Measles (Rubeola)

  • Medical Author:

    Dr. Eddie Hooker is currently an Assistant Professor in the Department of Health Services Administration at Xavier University in Cincinnati, Ohio. He is also an Associate Clinical Professor in the Department of Emergency Medicine at the University of Louisville and at Wright State University. His areas of expertise include emergency medicine, epidemiology, health-services management, and public health.

  • Medical Author: Mary K. Bister, MD
  • Medical Editor: Melissa Conrad Stöppler, MD
    Melissa Conrad Stöppler, MD

    Melissa Conrad Stöppler, MD

    Melissa Conrad Stöppler, MD, is a U.S. board-certified Anatomic Pathologist with subspecialty training in the fields of Experimental and Molecular Pathology. Dr. Stöppler's educational background includes a BA with Highest Distinction from the University of Virginia and an MD from the University of North Carolina. She completed residency training in Anatomic Pathology at Georgetown University followed by subspecialty fellowship training in molecular diagnostics and experimental pathology.

Why should people get vaccinated against measles?

Although measles was extremely rare in the United States in the 1990s and early 2000s, recently, there has been a marked increased number of cases.

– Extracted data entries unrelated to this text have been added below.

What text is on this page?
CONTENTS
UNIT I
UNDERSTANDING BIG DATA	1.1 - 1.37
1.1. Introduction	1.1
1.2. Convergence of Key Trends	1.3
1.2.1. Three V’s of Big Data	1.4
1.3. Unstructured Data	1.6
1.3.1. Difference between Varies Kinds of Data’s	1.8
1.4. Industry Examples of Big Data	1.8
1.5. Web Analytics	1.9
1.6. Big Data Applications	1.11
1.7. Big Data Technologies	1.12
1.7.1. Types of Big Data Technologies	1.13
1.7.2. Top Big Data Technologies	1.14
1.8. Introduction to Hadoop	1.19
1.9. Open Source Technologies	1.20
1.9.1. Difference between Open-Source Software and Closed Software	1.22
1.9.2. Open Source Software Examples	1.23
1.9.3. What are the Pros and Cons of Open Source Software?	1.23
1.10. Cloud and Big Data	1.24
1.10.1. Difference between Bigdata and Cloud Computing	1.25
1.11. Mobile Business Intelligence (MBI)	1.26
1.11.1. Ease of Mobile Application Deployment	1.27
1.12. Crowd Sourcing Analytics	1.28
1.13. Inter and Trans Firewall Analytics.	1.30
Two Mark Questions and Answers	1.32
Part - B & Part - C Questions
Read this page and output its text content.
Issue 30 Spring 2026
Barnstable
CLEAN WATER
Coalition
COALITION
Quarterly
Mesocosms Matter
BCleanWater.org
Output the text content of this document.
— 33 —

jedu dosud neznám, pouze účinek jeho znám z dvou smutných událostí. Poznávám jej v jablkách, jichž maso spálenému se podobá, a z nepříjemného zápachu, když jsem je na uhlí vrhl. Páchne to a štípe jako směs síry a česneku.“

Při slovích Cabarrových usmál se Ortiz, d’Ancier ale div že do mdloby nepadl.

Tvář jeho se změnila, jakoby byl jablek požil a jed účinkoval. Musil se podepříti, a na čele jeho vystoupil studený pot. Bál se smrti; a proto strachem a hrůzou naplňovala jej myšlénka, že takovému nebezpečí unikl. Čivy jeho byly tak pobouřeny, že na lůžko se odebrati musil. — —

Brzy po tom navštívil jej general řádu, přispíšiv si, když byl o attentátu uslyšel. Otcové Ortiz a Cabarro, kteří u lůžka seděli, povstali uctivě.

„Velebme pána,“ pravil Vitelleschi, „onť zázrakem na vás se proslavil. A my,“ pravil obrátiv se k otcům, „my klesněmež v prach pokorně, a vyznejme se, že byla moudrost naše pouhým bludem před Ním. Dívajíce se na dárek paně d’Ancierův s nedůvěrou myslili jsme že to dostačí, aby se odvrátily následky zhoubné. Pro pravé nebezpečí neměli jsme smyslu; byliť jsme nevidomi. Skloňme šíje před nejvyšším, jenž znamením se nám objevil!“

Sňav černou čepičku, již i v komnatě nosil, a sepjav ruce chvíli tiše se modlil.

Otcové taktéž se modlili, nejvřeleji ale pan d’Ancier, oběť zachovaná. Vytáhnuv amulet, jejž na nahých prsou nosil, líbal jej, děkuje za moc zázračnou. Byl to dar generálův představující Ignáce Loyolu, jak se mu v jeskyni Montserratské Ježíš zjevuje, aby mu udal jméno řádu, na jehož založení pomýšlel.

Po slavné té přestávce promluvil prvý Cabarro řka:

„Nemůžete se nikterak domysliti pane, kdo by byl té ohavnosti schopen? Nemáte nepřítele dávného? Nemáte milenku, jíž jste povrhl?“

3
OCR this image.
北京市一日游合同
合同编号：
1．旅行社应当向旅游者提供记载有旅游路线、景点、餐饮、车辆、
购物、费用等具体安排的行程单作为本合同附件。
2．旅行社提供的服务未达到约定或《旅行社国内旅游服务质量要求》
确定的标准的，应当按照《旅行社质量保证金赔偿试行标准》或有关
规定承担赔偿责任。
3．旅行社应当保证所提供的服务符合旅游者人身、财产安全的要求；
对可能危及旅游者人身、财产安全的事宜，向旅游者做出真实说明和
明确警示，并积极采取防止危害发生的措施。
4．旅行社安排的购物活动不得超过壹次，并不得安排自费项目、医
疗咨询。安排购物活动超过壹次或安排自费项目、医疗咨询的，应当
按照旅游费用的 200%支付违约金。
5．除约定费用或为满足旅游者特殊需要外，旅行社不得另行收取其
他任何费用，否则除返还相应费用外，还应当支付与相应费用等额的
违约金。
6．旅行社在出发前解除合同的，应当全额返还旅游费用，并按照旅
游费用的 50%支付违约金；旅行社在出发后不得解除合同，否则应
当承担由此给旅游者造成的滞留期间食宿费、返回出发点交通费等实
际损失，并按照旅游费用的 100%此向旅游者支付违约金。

When the number of vaccinated individuals starts to decrease, the disease starts to occur more frequently. This occurred from 1989 until 1991 in the U.S. During that period, there were 55,000 cases and 123 deaths from measles in the U.S. Due to a massive public-health effort, almost all children in the U.S. received measles vaccine before they were allowed to enter school. The number of cases of measles in the U.S. dropped to only 37 in 2004. At that time, most cases originated outside of the U.S. These cases came from three common sources: infants being adopted from China, U.S. travelers being exposed while out of the country (now most commonly from European travel), and from foreign travelers visiting the U.S.

However, in 2011, the number of cases grew to 222 because more people are not being vaccinated. Fortunately, there were no deaths among those 222. In 2014, the number of cases jumped dramatically to 644 cases, and there were 14 separate outbreaks. The largest outbreak was due to many unvaccinated children and adults in an Amish community in Ohio. A large multistate outbreak of measles started in December 2014 at Disneyland in California and continued into 2015. There were 48 cases of measles in 13 states in the first half of 2016. Most of the recent outbreaks are being traced back to individuals who refused vaccination and had foreign travel prior to onset of the illness.

Many states allow people to refuse vaccination for religious reasons (although no organized religion prohibits vaccination) and 17 states allow parents to refuse vaccinations for philosophical reasons. The only way to prevent this problem is to change laws to no longer allow refusal of vaccination except for documented allergy to vaccine components. Many states have up to 40% of preschoolers without proper vaccinations.